In contrast, in a universal health-care system like the NHS, people are not denied treatment because they are unable to pay for it. Genetic risks and costs are shared across the population. The National Institute for Health and Care Excellence (Nice), which is independent of government, can make the difficult decisions that need to be made to balance costs and benefits of intervention and treatment in the population as a whole. The NHS could offer plans for intervention and monitoring to prevent genetic risks from becoming full-blown disorders, and they could also offer counselling as needed; if you are, for example, in that unlucky 1 per cent of the population that has a 40 per cent risk of having Alzheimer’s disease.
This is a great opportunity for Britain and for the NHS. In private insurance-based medical systems, hospitals get paid for treating illness, not for preventing it. In contrast, universal health-care systems like the NHS should be highly motivated to promote health and prevent illness. The availability of low-tech interventions to prevent problems, as in the case of heart attacks, pushes the cost-benefit ratio off the scale and will make it impossible to ignore the potential of polygenic scores for the NHS. Universal health care is not some kind of throwback to 1940s idealism. It is the only sensible way to provide health care in light of the DNA revolution.
Let the sequencing begin
Direct-to-consumer (DTC) companies read your DNA on what is called an ‘SNP chip’. This is an array the size of a postage stamp that determines hundreds of thousands of inherited DNA differences (single-nucleotide polymorphisms, SNPs) throughout the genome. Actual costs for genotyping one individual on an SNP chip is about £30. Until now, the DNA revolution has been powered by data from SNP chips.
In contrast, the NHS is offering to genotype nearly all (95 per cent+) of the six billion rungs in the spiral staircase of DNA, called whole-genome sequencing (WGS). That’s the DNA we inherit in the single cell with which we begin life, and it’s the same DNA in all the trillions of cells in our body. WGS is the end of the story in terms of our DNA inheritance.

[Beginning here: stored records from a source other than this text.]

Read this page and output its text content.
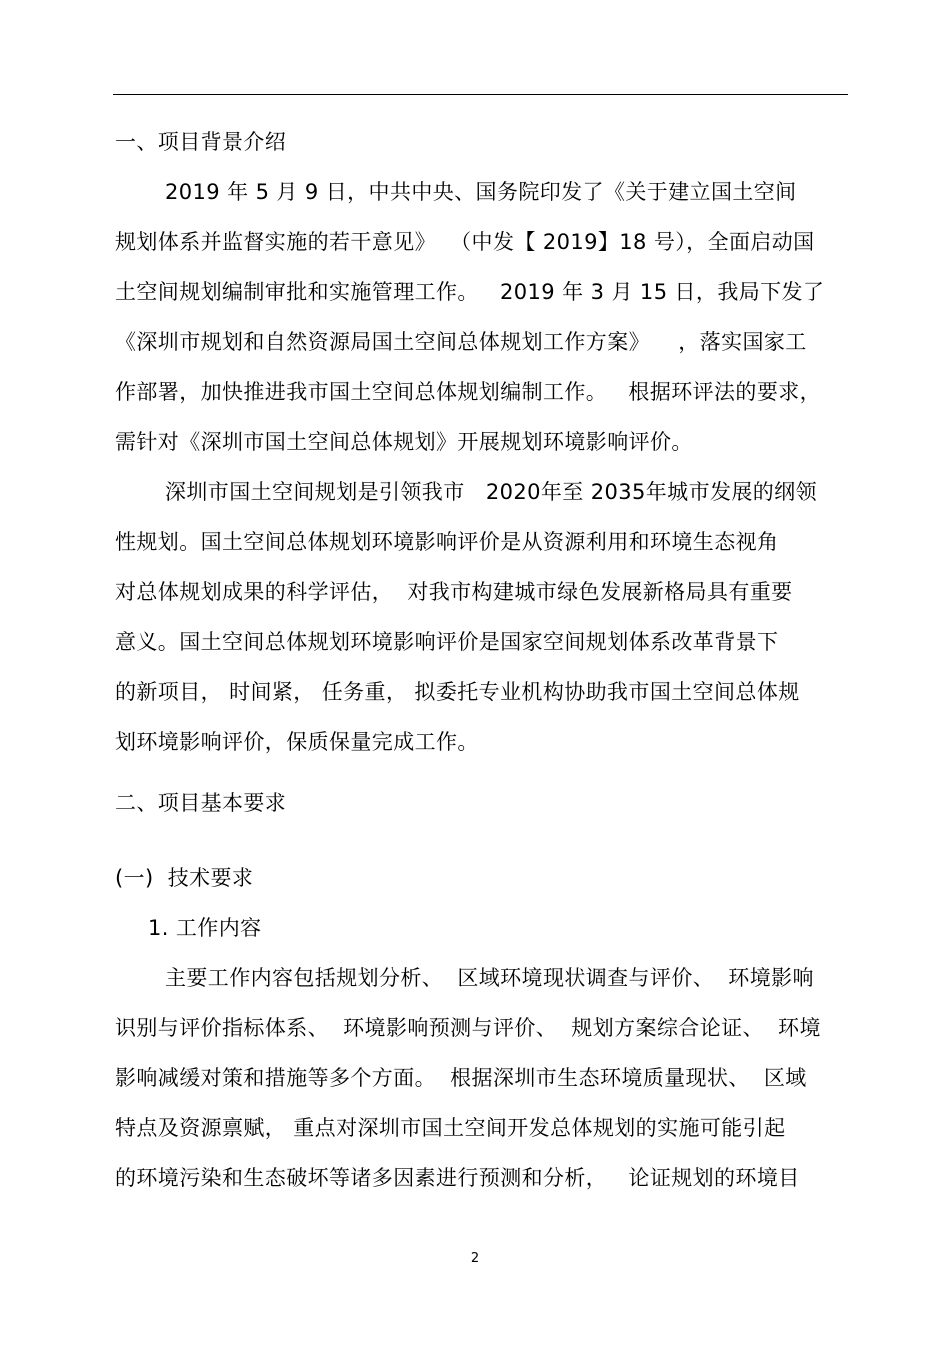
一、项目背景介绍
2019 年 5 月 9 日，中共中央、国务院印发了《关于建立国土空间
规划体系并监督实施的若干意见》  （中发【 2019】18 号），全面启动国
土空间规划编制审批和实施管理工作。   2019 年 3 月 15 日，我局下发了
《深圳市规划和自然资源局国土空间总体规划工作方案》    ，落实国家工
作部署，加快推进我市国土空间总体规划编制工作。   根据环评法的要求，
需针对《深圳市国土空间总体规划》开展规划环境影响评价。
深圳市国土空间规划是引领我市   2020年至 2035年城市发展的纲领
性规划。国土空间总体规划环境影响评价是从资源利用和环境生态视角
对总体规划成果的科学评估，  对我市构建城市绿色发展新格局具有重要
意义。国土空间总体规划环境影响评价是国家空间规划体系改革背景下
的新项目， 时间紧， 任务重， 拟委托专业机构协助我市国土空间总体规
划环境影响评价，保质保量完成工作。
二、项目基本要求
(一)  技术要求
1. 工作内容
主要工作内容包括规划分析、  区域环境现状调查与评价、  环境影响
识别与评价指标体系、  环境影响预测与评价、  规划方案综合论证、  环境
影响减缓对策和措施等多个方面。  根据深圳市生态环境质量现状、  区域
特点及资源禀赋， 重点对深圳市国土空间开发总体规划的实施可能引起
的环境污染和生态破坏等诸多因素进行预测和分析，   论证规划的环境目
2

When the human genome was first sequenced 15 years ago, it cost more than £1 billion. Technological advances have now brought the cost for WGS down to under £1,000, which is still at least ten times more expensive than an SNP chip. Some DTC companies are beginning to offer WGS with price tags beginning at about £1,500, although much of the cost depends on how analysis and interpretation is on offer. So if WGS on the NHS cost £500, this would be several times cheaper than the cheapest offer from a DTC company. Another huge difference is that, unlike the wild west of DTC companies, the NHS remains one of the most trusted institutions in the UK.
Given how cost-effective WGS will be for the NHS, it actually seems odd for the NHS to charge anything at all for this gene test, especially when the NHS has always been free at the point of delivery. Matt Hancock says that ‘healthy people should not have this service free on the NHS’, but why not? The point of WGS is to predict potential problems in apparently healthy people in order to prevent problems from occurring. Nonetheless, I’m sanguine about charging people at first: it’s a good idea to start with volunteers to avoid a possible privacy backlash, and paying customers are the ultimate volunteers.
In the end, I believe that universal availability of WGS free at the point of delivery is inevitable.